Like many of TRP’s programs, the webinar offered a warm welcome along with a mix of report-backs from leaders, opportunities to reflect, and an invitation to work together to move forward. The virtual gathering allowed the groups’ leaders to share their newly-adopted roadmap for developing the organization so they can build successful strategies for living and supporting one another, today, and into the future.
And they also launched their call for expanded leadership: They invited people to consider applying for their steering committee, which will increase from seven to a body of 15–21 people, or to one of the work groups on communication, fundraising, network-building, and programs that are open to all community members.
Facilitator Vanessa Johnson, who was diagnosed with HIV in 1990, opened up the webinar, which was titled “Honoring Our Past, Envisioning Our Future: Mobilization Through Our Stories of Survival,” thanking the seven-member steering committee that has shepherded the group as a national alliance of HIV survivors, and introducing Matt Sharp of Oakland, California, who co-founded the group with Jeff Berry of TPAN and Positively Aware.
Sharp explained that The Reunion Project was inspired by initial town meetings in San Francisco that revealed an eagerness for connection and discussion—not just about the biological or medical issues that affected their lives as they aged with HIV, but the psychosocial issues, including loneliness and isolation, grief and fear, that many were facing.
The Reunion Project expanded this town meeting model in events around the country, finding several groups eagerly hosted subsequent events, allowing the momentum of those first town meetings to continue. They also presented workshops at the United States Conference on AIDS (USCA), held a national roundtable forum, and released a groundbreaking report, Unintended Consequences of HIV Survival.
Their initial efforts garnered much praise and some funding (though not as much as may be perceived at times in the HIV community, they are quick to clarify); they’ve directly reached over 800 people in seven cities, inspiring many more as the impact of the sessions resonated across the lives of the participants. In addition, in the last year they entered into a three-year collaboration with TPAN, “Positively Aging,” which allows TPAN to increase direct services for older persons living with HIV in Chicago, The Reunion Project to expand its national support network, and information about the project and issues surrounding aging with HIV to be shared with POSITIVELY AWARE’s national audience.

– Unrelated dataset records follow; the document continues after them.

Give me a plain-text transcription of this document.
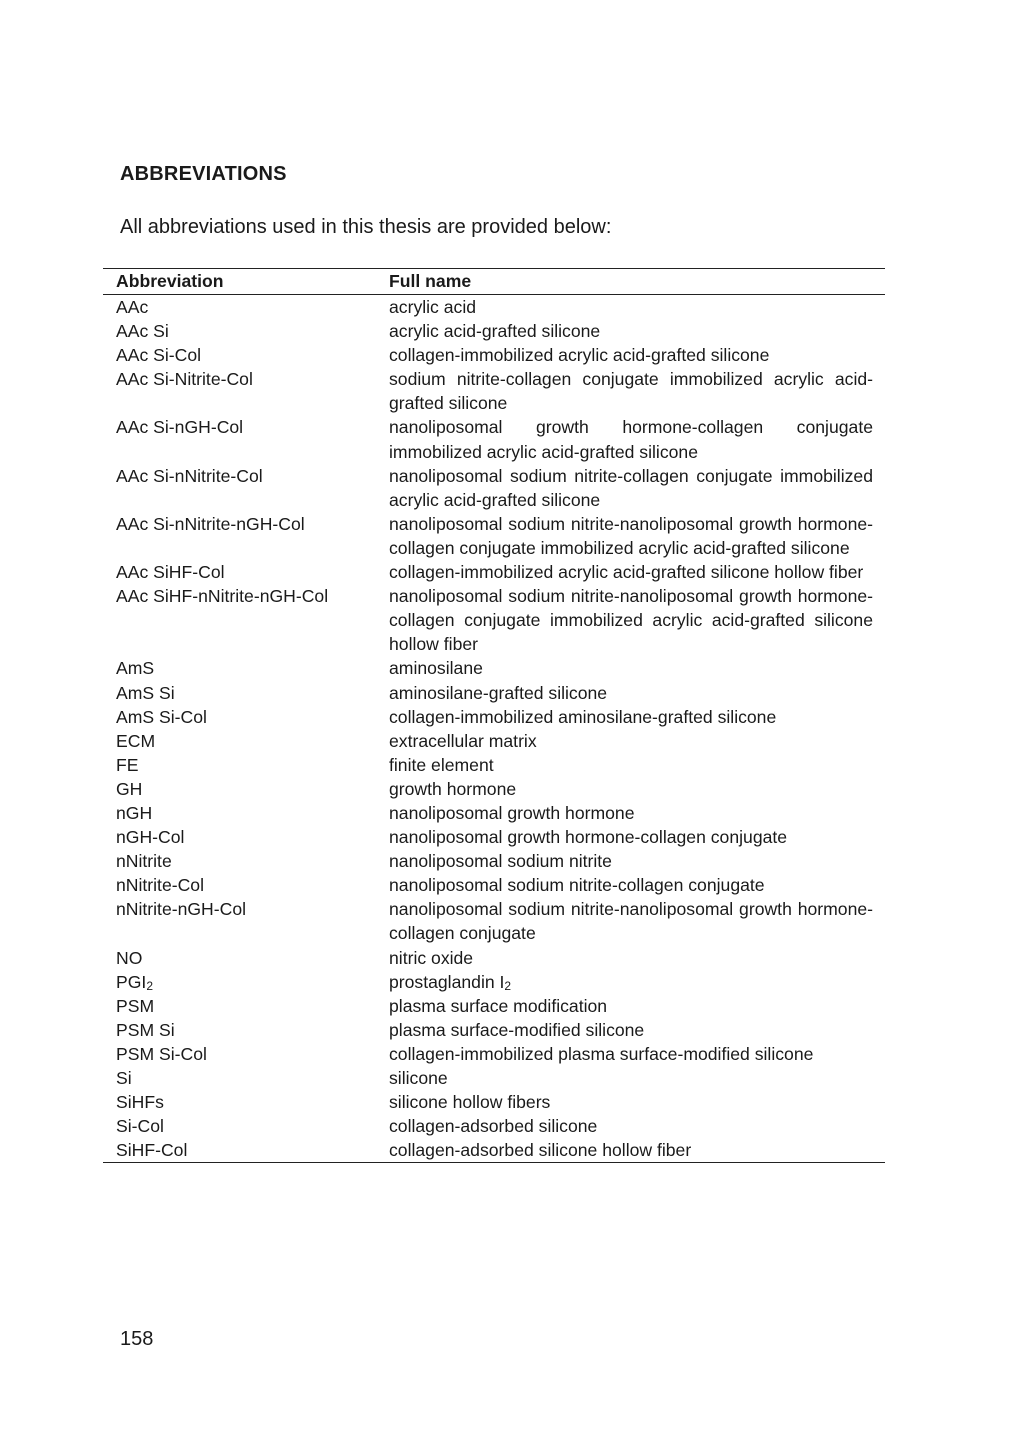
ABBREVIATIONS
All abbreviations used in this thesis are provided below:
Abbreviation	Full name
AAc	acrylic acid
AAc Si	acrylic acid-grafted silicone
AAc Si-Col	collagen-immobilized acrylic acid-grafted silicone
AAc Si-Nitrite-Col	sodium nitrite-collagen conjugate immobilized acrylic acid-grafted silicone
AAc Si-nGH-Col	nanoliposomal growth hormone-collagen conjugate immobilized acrylic acid-grafted silicone
AAc Si-nNitrite-Col	nanoliposomal sodium nitrite-collagen conjugate immobilized acrylic acid-grafted silicone
AAc Si-nNitrite-nGH-Col	nanoliposomal sodium nitrite-nanoliposomal growth hormone-collagen conjugate immobilized acrylic acid-grafted silicone
AAc SiHF-Col	collagen-immobilized acrylic acid-grafted silicone hollow fiber
AAc SiHF-nNitrite-nGH-Col	nanoliposomal sodium nitrite-nanoliposomal growth hormone-collagen conjugate immobilized acrylic acid-grafted silicone hollow fiber
AmS	aminosilane
AmS Si	aminosilane-grafted silicone
AmS Si-Col	collagen-immobilized aminosilane-grafted silicone
ECM	extracellular matrix
FE	finite element
GH	growth hormone
nGH	nanoliposomal growth hormone
nGH-Col	nanoliposomal growth hormone-collagen conjugate
nNitrite	nanoliposomal sodium nitrite
nNitrite-Col	nanoliposomal sodium nitrite-collagen conjugate
nNitrite-nGH-Col	nanoliposomal sodium nitrite-nanoliposomal growth hormone-collagen conjugate
NO	nitric oxide
$PGI_2$	prostaglandin $I_2$
PSM	plasma surface modification
PSM Si	plasma surface-modified silicone
PSM Si-Col	collagen-immobilized plasma surface-modified silicone
Si	silicone
SiHFs	silicone hollow fibers
Si-Col	collagen-adsorbed silicone
SiHF-Col	collagen-adsorbed silicone hollow fiber
158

“Most of 2019 has been around restructuring and strategies to make sure that we have a model that’s going to be sustainable,” explained steering committee member Waheedah Shabazz-El of Philadelphia.

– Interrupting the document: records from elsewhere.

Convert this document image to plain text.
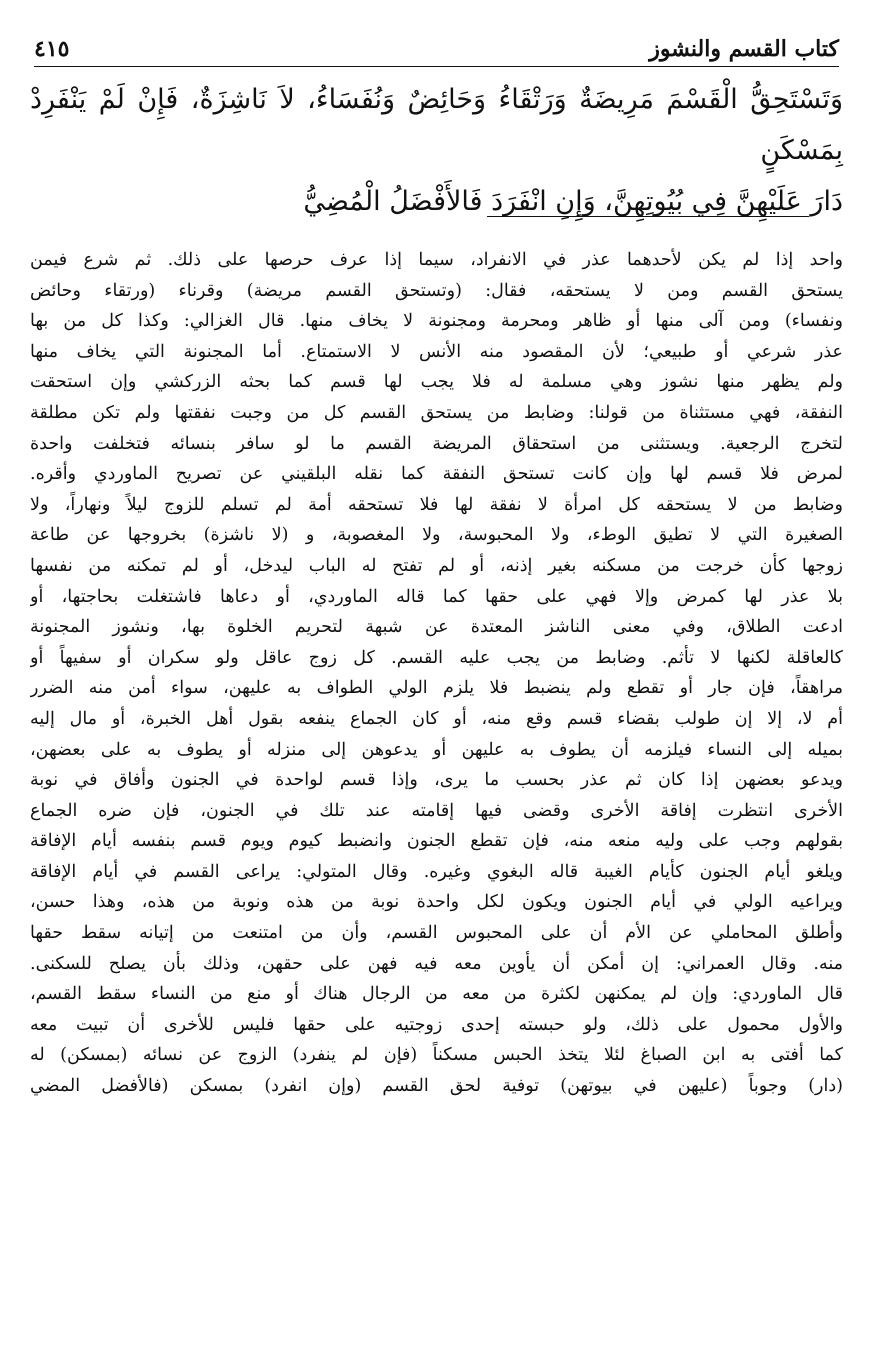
كتاب القسم والنشوز
٤١٥

وَتَسْتَحِقُّ الْقَسْمَ مَرِيضَةٌ وَرَتْقَاءُ وَحَائِضٌ وَنُفَسَاءُ، لاَ نَاشِزَةٌ، فَإِنْ لَمْ يَنْفَرِدْ بِمَسْكَنٍ

دَارَ عَلَيْهِنَّ فِي بُيُوتِهِنَّ، وَإِنِ انْفَرَدَ فَالأَفْضَلُ الْمُضِيُّ

واحد إذا لم يكن لأحدهما عذر في الانفراد، سيما إذا عرف حرصها على ذلك. ثم شرع فيمن
يستحق القسم ومن لا يستحقه، فقال: (وتستحق القسم مريضة) وقرناء (ورتقاء وحائض
ونفساء) ومن آلى منها أو ظاهر ومحرمة ومجنونة لا يخاف منها. قال الغزالي: وكذا كل من بها
عذر شرعي أو طبيعي؛ لأن المقصود منه الأنس لا الاستمتاع. أما المجنونة التي يخاف منها
ولم يظهر منها نشوز وهي مسلمة له فلا يجب لها قسم كما بحثه الزركشي وإن استحقت
النفقة، فهي مستثناة من قولنا: وضابط من يستحق القسم كل من وجبت نفقتها ولم تكن مطلقة
لتخرج الرجعية. ويستثنى من استحقاق المريضة القسم ما لو سافر بنسائه فتخلفت واحدة
لمرض فلا قسم لها وإن كانت تستحق النفقة كما نقله البلقيني عن تصريح الماوردي وأقره.
وضابط من لا يستحقه كل امرأة لا نفقة لها فلا تستحقه أمة لم تسلم للزوج ليلاً ونهاراً، ولا
الصغيرة التي لا تطيق الوطء، ولا المحبوسة، ولا المغصوبة، و (لا ناشزة) بخروجها عن طاعة
زوجها كأن خرجت من مسكنه بغير إذنه، أو لم تفتح له الباب ليدخل، أو لم تمكنه من نفسها
بلا عذر لها كمرض وإلا فهي على حقها كما قاله الماوردي، أو دعاها فاشتغلت بحاجتها، أو
ادعت الطلاق، وفي معنى الناشز المعتدة عن شبهة لتحريم الخلوة بها، ونشوز المجنونة
كالعاقلة لكنها لا تأثم. وضابط من يجب عليه القسم. كل زوج عاقل ولو سكران أو سفيهاً أو
مراهقاً، فإن جار أو تقطع ولم ينضبط فلا يلزم الولي الطواف به عليهن، سواء أمن منه الضرر
أم لا، إلا إن طولب بقضاء قسم وقع منه، أو كان الجماع ينفعه بقول أهل الخبرة، أو مال إليه
بميله إلى النساء فيلزمه أن يطوف به عليهن أو يدعوهن إلى منزله أو يطوف به على بعضهن،
ويدعو بعضهن إذا كان ثم عذر بحسب ما يرى، وإذا قسم لواحدة في الجنون وأفاق في نوبة
الأخرى انتظرت إفاقة الأخرى وقضى فيها إقامته عند تلك في الجنون، فإن ضره الجماع
بقولهم وجب على وليه منعه منه، فإن تقطع الجنون وانضبط كيوم ويوم قسم بنفسه أيام الإفاقة
ويلغو أيام الجنون كأيام الغيبة قاله البغوي وغيره. وقال المتولي: يراعى القسم في أيام الإفاقة
ويراعيه الولي في أيام الجنون ويكون لكل واحدة نوبة من هذه ونوبة من هذه، وهذا حسن،
وأطلق المحاملي عن الأم أن على المحبوس القسم، وأن من امتنعت من إتيانه سقط حقها
منه. وقال العمراني: إن أمكن أن يأوين معه فيه فهن على حقهن، وذلك بأن يصلح للسكنى.
قال الماوردي: وإن لم يمكنهن لكثرة من معه من الرجال هناك أو منع من النساء سقط القسم،
والأول محمول على ذلك، ولو حبسته إحدى زوجتيه على حقها فليس للأخرى أن تبيت معه
كما أفتى به ابن الصباغ لئلا يتخذ الحبس مسكناً (فإن لم ينفرد) الزوج عن نسائه (بمسكن) له
(دار) وجوباً (عليهن في بيوتهن) توفية لحق القسم (وإن انفرد) بمسكن (فالأفضل المضي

“We like hearing from you. We need your feedback. We honor your feedback and stories,” she added, referring to over 30 interviews that the group conducted this year with program participants and community leaders. “Because we don’t want to be talking to each other—we want to be talking to you. We want to deepen our funding, our partnerships, and resource expansion.”
Ultimately, the group adopted a roadmap (disclosure: I worked with fellow consultant Susan Wolfson to draft and present the roadmap to the group) that will allow them to increase their leadership to sustain and then expand their programs and national network.
Steering committee member Louis Spraggins offered a variety of quotes from the interviews, explaining that the broad range of input emphasized how each long-term survivor has a unique experience to share—and that these voices will continue to guide TRP as it moves forward.
“The untold stories are profoundly important for us,” he said. “The importance of a sense of belonging to community and their experience, knowing that our experiences are being honored and that our suffering has meaning as a part of that community… We will not lose that essence, as we move forward, as we stabilize, we will deepen and we will expand.”
Towards the end of the gathering, Jeff Berry led a moment of reflection and goal setting, asking everyone to imagine that they were standing at the center of the year 2019:
On one side, each person was held up by a mantra or slogan, an individual person, or a program, group, or organization that supported them over the year. On the other side, they held someone else who they are helping or mentoring, or even just supporting with a smile.
As each person envisioned themselves as supported while also being a source of support, Berry asked them to consider the year ahead: What will be the opportunities and challenges?
In typical Reunion Project fashion, the answers were as inspiring as they were varied, striking a balance between the need to face what may come to pass in the 2020 elections while continuing to grow in self-knowledge and unity across our communities.
It was time to close the call—but Shabazz-El offered to stay on the call late, to give space for folks who needed more time to talk, just like those lingering at the end of a town meeting.
JD Davids is a longtime HIV and social justice activist who now runs JD Strategy: liberating possibilities for power and justice. In 2019, he served as a strategic advisor to The Reunion Project as well as other networks of people living with HIV, and in and across transgender communities.